I don't get it. It's the same error I get when I use the whole dataset.

nirgrahamuk · August 10, 2023, 9:20am

yeah so you follow up a line of code that was enough, with some code that undoes it and puts it in undesirable state. this part :

(myeffects <- Effect("lat_trans",mod)  %>% as.data.frame())
myeffects <- effect("lat_trans",mod)

the second line is not giving a data frame; the first line explicitly does so. ggplot2 works with dataframes by default.
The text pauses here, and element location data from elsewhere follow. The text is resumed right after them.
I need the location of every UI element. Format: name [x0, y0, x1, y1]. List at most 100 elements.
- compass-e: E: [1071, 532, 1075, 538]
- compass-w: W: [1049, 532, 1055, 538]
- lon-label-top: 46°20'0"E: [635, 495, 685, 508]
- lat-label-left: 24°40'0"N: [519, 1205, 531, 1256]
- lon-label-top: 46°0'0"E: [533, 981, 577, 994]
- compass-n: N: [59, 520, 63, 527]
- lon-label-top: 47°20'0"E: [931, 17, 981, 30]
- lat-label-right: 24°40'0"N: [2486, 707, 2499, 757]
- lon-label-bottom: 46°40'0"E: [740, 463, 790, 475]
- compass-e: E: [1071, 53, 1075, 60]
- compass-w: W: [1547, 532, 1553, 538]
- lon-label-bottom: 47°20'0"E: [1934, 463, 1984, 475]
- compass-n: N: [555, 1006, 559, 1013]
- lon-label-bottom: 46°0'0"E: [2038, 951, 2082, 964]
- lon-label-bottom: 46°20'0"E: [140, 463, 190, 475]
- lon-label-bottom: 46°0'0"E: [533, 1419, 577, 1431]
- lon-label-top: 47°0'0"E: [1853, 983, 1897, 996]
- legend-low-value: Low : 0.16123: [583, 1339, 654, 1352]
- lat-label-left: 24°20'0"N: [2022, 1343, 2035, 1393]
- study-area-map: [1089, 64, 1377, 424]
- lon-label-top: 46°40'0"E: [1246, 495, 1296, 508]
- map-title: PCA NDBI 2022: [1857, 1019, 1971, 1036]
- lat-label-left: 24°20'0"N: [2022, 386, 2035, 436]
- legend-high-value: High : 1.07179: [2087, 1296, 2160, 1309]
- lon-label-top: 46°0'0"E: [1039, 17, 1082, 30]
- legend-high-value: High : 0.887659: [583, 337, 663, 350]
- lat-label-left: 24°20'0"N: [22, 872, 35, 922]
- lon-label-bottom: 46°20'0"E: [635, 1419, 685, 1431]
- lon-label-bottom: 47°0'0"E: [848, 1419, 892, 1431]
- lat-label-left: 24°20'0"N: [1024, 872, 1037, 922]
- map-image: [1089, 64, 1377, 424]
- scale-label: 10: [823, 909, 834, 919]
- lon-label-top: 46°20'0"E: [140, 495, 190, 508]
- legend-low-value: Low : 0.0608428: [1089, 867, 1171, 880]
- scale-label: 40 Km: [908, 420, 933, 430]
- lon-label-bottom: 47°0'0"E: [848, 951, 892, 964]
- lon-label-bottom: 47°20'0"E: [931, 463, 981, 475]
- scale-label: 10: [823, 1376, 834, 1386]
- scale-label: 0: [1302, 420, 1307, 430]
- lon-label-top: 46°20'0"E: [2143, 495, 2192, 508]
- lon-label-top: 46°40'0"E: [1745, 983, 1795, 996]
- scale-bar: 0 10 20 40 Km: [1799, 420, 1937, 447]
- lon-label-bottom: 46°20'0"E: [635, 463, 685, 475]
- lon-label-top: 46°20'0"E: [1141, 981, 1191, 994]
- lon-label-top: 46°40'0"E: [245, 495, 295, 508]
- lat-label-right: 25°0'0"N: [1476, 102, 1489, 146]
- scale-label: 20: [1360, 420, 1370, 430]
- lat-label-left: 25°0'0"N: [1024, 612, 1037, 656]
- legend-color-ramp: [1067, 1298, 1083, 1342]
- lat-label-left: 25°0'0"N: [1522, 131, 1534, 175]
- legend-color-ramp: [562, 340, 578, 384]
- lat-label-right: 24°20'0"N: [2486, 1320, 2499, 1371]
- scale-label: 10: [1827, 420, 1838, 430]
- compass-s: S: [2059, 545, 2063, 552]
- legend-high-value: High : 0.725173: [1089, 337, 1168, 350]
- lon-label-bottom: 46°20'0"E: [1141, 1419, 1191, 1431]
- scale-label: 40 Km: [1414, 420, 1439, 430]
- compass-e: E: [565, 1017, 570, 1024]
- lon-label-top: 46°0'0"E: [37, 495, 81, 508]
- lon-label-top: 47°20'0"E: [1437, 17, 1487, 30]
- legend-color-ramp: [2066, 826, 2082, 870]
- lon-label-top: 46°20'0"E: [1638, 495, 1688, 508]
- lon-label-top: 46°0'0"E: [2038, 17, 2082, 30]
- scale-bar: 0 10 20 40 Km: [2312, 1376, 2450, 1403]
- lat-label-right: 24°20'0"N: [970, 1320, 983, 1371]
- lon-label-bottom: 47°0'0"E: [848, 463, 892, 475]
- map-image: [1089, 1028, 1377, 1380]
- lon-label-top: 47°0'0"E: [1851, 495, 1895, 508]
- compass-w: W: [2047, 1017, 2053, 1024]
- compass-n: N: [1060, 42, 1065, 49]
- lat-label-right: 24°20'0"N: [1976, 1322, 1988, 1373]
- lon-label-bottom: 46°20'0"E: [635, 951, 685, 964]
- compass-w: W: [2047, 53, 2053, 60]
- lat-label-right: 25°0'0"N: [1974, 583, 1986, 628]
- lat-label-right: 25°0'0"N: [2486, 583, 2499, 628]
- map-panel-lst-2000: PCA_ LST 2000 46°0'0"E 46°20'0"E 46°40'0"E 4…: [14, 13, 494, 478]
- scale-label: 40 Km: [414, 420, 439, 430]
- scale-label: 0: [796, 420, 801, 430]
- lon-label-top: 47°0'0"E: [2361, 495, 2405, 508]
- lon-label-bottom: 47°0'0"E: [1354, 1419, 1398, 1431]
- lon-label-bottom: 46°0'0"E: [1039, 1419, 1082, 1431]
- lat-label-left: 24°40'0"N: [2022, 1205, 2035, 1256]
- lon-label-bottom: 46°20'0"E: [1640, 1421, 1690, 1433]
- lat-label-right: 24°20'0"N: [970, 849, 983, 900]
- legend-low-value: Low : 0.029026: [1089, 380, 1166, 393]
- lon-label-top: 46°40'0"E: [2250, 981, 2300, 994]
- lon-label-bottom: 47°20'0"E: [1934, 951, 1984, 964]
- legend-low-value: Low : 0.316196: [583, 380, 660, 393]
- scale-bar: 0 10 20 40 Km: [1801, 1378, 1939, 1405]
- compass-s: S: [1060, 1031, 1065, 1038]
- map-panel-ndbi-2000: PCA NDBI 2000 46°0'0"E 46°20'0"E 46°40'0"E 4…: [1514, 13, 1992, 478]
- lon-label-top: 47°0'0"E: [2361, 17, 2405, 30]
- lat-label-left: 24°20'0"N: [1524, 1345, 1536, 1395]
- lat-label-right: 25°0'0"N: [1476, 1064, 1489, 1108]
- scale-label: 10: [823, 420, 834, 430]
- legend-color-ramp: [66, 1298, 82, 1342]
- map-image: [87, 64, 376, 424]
matschelarmando · August 10, 2023, 9:58am

Oh okay, I see! Many thanks.

However, is there any difference in the result when using effect or ggefects? Is one of them wrong? Or can I continue using ggeffects? I just ploted all my models using ggeffects now and I would be finished, so I can show them to my supervisor and discuss if I can start writing now

nirgrahamuk · August 10, 2023, 10:40am

is one of them wrong ? I dont think so in terms of how I understand wrong.
consider this simple analogy.
ggplot2 library includes diamonds dataset;

library(tidyverse)

diamonds |> group_by(cut(x,breaks=5)) |> 
  summarise(mean_carat = mean(carat))

diamonds |> group_by(cut(x,breaks=6)) |> 
  summarise(mean_carat = mean(carat))

these different analysis have similarities; they bracket the diamonds into different categories based on length (x) and report the mean carat rating for those.

matschelarmando · August 10, 2023, 11:14am

Okay so as long as I stick to one ,,method" consistently, I don't need to care for the other?

system · August 17, 2023, 11:14am

This topic was automatically closed 7 days after the last reply. New replies are no longer allowed.

If you have a query related to it or one of the replies, start a new topic and refer back with a link.